We have all been talking about Trout as an inner-circle Hall of Famer for years, before he’d even played the full 10 years that would allow him to qualify. But do the injuries require us to pump the breaks a little? Trout’s counting numbers are starting to feel the effects of all these missed games. He’s at 378 homers; are we sure he’s going to make it to 500? He’s at 1,648 hits; 2,000 hits seems likely, but not certain, and besides, 2,000 isn’t that big of a milestone. (Mark Grudzielanek has 2,040 and I don’t see the Hall’s Contemporary Era Commitee reaching out to him any time soon.)

Trout holds up well in all-time WAR metrics -- he’s 30th all-time among position players, per FanGraphs (85.7) -- but, well, I’ve never seen WAR on a Hall of Fame plaque, have you?

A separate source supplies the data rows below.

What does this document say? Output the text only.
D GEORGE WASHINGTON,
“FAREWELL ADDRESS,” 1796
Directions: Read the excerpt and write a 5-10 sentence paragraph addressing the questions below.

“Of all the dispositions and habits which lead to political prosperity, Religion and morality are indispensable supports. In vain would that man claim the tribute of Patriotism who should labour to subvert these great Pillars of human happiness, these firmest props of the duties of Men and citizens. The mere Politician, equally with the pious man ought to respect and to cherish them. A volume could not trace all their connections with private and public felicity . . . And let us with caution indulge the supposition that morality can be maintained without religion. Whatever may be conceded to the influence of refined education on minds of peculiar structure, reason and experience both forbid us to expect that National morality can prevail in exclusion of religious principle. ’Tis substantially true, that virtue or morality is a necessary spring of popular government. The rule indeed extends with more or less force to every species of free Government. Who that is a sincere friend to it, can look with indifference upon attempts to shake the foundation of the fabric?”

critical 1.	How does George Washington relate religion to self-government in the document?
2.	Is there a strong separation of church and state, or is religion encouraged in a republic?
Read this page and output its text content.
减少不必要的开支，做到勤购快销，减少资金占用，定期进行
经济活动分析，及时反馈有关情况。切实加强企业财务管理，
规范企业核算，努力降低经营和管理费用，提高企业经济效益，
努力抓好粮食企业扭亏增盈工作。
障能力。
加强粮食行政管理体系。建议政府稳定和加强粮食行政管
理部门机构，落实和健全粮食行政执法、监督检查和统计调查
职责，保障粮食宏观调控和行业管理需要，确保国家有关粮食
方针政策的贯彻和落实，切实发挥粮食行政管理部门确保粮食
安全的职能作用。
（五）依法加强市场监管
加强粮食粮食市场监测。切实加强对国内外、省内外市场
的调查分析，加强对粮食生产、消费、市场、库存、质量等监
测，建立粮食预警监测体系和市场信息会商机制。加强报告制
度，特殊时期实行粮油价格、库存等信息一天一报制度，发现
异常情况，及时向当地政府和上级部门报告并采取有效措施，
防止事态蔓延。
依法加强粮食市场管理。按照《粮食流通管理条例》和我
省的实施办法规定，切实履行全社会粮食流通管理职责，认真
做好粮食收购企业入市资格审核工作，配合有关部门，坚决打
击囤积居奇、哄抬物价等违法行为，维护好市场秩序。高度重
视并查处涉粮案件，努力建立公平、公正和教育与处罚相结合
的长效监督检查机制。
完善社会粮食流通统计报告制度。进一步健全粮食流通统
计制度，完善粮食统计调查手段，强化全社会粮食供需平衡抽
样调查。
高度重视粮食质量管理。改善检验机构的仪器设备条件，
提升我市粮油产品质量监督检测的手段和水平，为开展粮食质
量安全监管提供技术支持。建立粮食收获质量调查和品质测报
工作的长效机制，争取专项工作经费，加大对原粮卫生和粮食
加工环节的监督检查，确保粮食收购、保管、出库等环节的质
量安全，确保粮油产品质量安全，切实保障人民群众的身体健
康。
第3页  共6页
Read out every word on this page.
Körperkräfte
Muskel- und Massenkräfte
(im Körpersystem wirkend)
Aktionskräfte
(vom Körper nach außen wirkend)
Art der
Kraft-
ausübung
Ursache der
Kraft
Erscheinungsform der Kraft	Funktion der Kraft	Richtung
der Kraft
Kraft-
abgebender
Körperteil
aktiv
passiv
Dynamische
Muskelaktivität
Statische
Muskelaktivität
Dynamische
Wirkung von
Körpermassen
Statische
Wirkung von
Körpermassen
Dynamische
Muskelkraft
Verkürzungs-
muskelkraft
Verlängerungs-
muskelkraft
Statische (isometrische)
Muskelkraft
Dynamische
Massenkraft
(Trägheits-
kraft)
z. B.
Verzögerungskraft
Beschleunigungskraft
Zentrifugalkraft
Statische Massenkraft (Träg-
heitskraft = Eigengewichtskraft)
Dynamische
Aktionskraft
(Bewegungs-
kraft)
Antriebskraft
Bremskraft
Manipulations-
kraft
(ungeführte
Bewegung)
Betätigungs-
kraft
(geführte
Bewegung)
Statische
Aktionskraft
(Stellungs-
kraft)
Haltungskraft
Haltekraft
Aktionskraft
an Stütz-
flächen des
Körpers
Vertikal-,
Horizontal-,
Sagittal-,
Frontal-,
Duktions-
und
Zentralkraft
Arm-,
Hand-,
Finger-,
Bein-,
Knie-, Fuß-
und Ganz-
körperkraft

When you add in the fact that Trout still hasn’t won a postseason game -- and he has only played in three -- his historical resume is starting to get much thinner than any of us ever imagined it being.

You know what could help him? A late-career trade to a contending team that goes deep into October. Think of it as his Wade-Boggs-with-the-Yankees period.

5. Will our kids really understand Trout’s greatness?
I took my 12-year-old son to the aforementioned Angels game at loanDepot park, and I spent the first four innings talking over and over about how special it was to see a player of Trout’s caliber in person, how he’ll tell his grandchildren someday that he watched Trout play (and hit two homers).

My son politely obliged me, but the fact is, he’s 12 years old, and Trout really hasn’t been Trout since he was 6 -- too young to appreciate him. (He’d much rather watch Elly De La Cruz or Ronald Acuña Jr., who are at their most electric right now.) This is the ultimate tragedy of Trout’s injuries: They have deprived most of us from seeing this most transcendent player at his absolute best. He has played his whole career for a West Coast franchise that gets overshadowed even within its own geographic area. He has never won a playoff game.

Trout has never been the most outgoing personality -- he has simply been an incredible baseball player, at times maybe the best some of us have ever seen. But it didn’t last long enough. True greatness rarely does.